Entre montagens autorais, adaptações aguardadas e um musical inspirado em Paulo Gustavo, o criador reflete sobre pertencimento, redes sociais e o desafio de transformar universos já amados em experiências vivas no teatro
O teatro musical brasileiro vive um momento de expansão criativa — e poucos artistas transitam por universos tão diferentes quanto Daniel Salve. Enquanto acompanha a chegada de Nautopia a Londres, mergulha na construção brasileira de Percy Jackson e participa do desenvolvimento de Meu Filho é um Musical, inspirado na trajetória de Paulo Gustavo, o artista atravessa linguagens, fandoms e públicos distintos sem perder de vista aquilo que considera essencial: a conexão emocional.
Em conversa exclusiva ao Entretetizei, Daniel refletiu sobre o impacto das redes sociais na relação entre plateia e espetáculos, o desafio de adaptar universos que já vivem no imaginário coletivo e a potência única que o teatro ainda possui em tempos dominados por telas e consumo instantâneo.
Daniel fala sobre musical Nautopia
Sobre Nautopia, projeto autoral que começou de forma independente no Brasil e agora alcança novos territórios, o criador revelou que a percepção de que a obra poderia atravessar fronteiras surgiu quando viu a peça finalmente viva diante do público.
“Uma coisa é imaginar a obra durante anos; outra muito diferente é vê-la respirando, gerando identificação, emoção, conversa”, explica. Segundo ele, o processo de internacionalização também trouxe um reencontro com a própria criação. “Uma obra muda quando atravessa novas culturas, novas línguas, novos olhares”, afirma.

O desafio de dirigir uma saga de sucesso
Ao mesmo tempo, Daniel também encara o desafio oposto: dirigir um fenômeno já consolidado no imaginário pop. A montagem brasileira de Percy Jackson chega ao Brasil em outubro, no Teatro Liberdade, em São Paulo, cercada por uma base de fãs extremamente conectada ao universo criado por Rick Riordan — algo que, para o diretor, exige equilíbrio entre respeito e personalidade própria.
“Não faz sentido cair no óbvio por medo de ousar. O teatro pede uma experiência viva, presente, com identidade própria”, comenta.
A relação intensa entre fandoms e teatro musical, aliás, aparece como um dos temas centrais dessa nova geração de espetáculos. Para Daniel, as redes sociais mudaram completamente a forma como o público acompanha as produções.
Hoje, segundo ele, a audiência não observa apenas o resultado final, mas acompanha bastidores, processos criativos, escalações e adaptações em tempo real. “Existe um envolvimento muito mais contínuo e afetivo”, analisa.

Longe de enxergar isso como um problema, o artista acredita que essa participação ativa fortalece o próprio mercado. “O teatro musical sempre dependeu de paixão coletiva para crescer. Uma arte só mobiliza fandom quando ela consegue criar pertencimento, identificação e afeto real nas pessoas.”

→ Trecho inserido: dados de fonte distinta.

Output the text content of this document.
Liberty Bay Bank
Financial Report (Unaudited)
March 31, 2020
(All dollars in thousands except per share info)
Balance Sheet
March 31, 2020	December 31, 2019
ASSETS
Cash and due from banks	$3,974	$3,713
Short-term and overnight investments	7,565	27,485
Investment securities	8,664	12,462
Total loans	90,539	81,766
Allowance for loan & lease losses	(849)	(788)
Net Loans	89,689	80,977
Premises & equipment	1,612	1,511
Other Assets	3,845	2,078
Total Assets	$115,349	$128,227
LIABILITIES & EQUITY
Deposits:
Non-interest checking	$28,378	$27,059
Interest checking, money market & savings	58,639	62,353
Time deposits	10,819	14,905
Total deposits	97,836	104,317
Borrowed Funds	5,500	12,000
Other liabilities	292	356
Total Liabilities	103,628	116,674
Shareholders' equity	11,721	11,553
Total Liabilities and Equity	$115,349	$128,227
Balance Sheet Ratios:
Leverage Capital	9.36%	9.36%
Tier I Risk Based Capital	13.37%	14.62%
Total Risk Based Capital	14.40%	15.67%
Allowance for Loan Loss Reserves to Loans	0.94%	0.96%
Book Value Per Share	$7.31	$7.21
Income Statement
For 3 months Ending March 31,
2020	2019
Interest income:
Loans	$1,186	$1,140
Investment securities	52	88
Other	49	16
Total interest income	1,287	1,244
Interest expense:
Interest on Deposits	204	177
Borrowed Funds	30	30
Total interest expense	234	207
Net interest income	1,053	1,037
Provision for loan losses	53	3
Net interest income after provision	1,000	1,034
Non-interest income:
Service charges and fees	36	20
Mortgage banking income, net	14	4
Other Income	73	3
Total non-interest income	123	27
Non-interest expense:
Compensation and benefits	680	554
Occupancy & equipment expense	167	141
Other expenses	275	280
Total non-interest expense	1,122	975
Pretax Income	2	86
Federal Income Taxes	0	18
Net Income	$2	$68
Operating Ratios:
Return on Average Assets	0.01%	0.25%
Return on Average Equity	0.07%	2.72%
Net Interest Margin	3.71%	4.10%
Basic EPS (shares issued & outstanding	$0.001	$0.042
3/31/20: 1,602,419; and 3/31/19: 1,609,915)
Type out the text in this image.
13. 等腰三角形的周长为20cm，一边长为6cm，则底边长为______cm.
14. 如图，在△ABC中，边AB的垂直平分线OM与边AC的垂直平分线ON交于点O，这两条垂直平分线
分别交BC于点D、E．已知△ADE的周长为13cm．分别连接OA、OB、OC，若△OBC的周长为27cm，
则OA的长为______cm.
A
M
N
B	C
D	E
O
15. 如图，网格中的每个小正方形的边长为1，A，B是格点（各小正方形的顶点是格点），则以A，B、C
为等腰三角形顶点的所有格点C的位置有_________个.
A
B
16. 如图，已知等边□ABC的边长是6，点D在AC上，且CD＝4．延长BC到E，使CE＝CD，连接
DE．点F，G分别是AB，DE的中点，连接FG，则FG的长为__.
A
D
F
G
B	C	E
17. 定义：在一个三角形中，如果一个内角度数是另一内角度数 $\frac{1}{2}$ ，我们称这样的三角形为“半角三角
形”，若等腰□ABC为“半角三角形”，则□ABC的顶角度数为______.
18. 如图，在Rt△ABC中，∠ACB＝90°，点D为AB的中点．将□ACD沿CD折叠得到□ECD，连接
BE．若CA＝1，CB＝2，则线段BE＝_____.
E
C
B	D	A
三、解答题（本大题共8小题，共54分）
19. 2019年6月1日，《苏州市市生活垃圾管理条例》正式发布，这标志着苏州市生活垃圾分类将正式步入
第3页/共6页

Uma delicada obra sobre Paulo Gustavo
Essa busca por afeto também atravessa Meu Filho é um Musical, espetáculo inspirado na vida e no legado de Paulo Gustavo. Segundo Daniel, um dos maiores cuidados da equipe foi justamente fugir de uma visão superficial do humorista.
“A peça procura olhar para o ser humano por trás da figura pública”, conta. Para ele, que assina a autoria das letras e composições originais, o vínculo entre Paulo Gustavo e Dona Déa se tornou um dos elementos mais emocionantes do processo criativo. “No fundo, a peça fala muito sobre pertencimento, afeto e sobre alguém que encontrou na própria arte uma forma de entender quem era.”
Teatro: um local de conexão e encontro
Mesmo lidando com projetos tão distintos — de uma fantasia pop cercada por fandoms globais até uma obra autoral mais poética e intimista — Daniel acredita que sua forma de criar muda menos do que parece. “Independentemente do perfil do público, existe uma necessidade de conexão emocional que atravessa tudo. O mais importante talvez seja criar um espaço honesto de encontro”, explica.
Ao falar sobre a força específica do teatro diante do cinema, da literatura e da internet, ele relembra um dos elementos visuais de Nautopia: uma grande vela manipulada pelo elenco que se transformava em mar, memória e ausência ao longo da narrativa.
Para ele, esse recurso simboliza exatamente aquilo que torna o palco único. “O teatro não compete tentando reproduzir o que outras linguagens fazem melhor. A potência dele está justamente no encontro ao vivo, no símbolo, na presença e na capacidade de transformar algo simples em uma experiência profundamente emocional”, reflete.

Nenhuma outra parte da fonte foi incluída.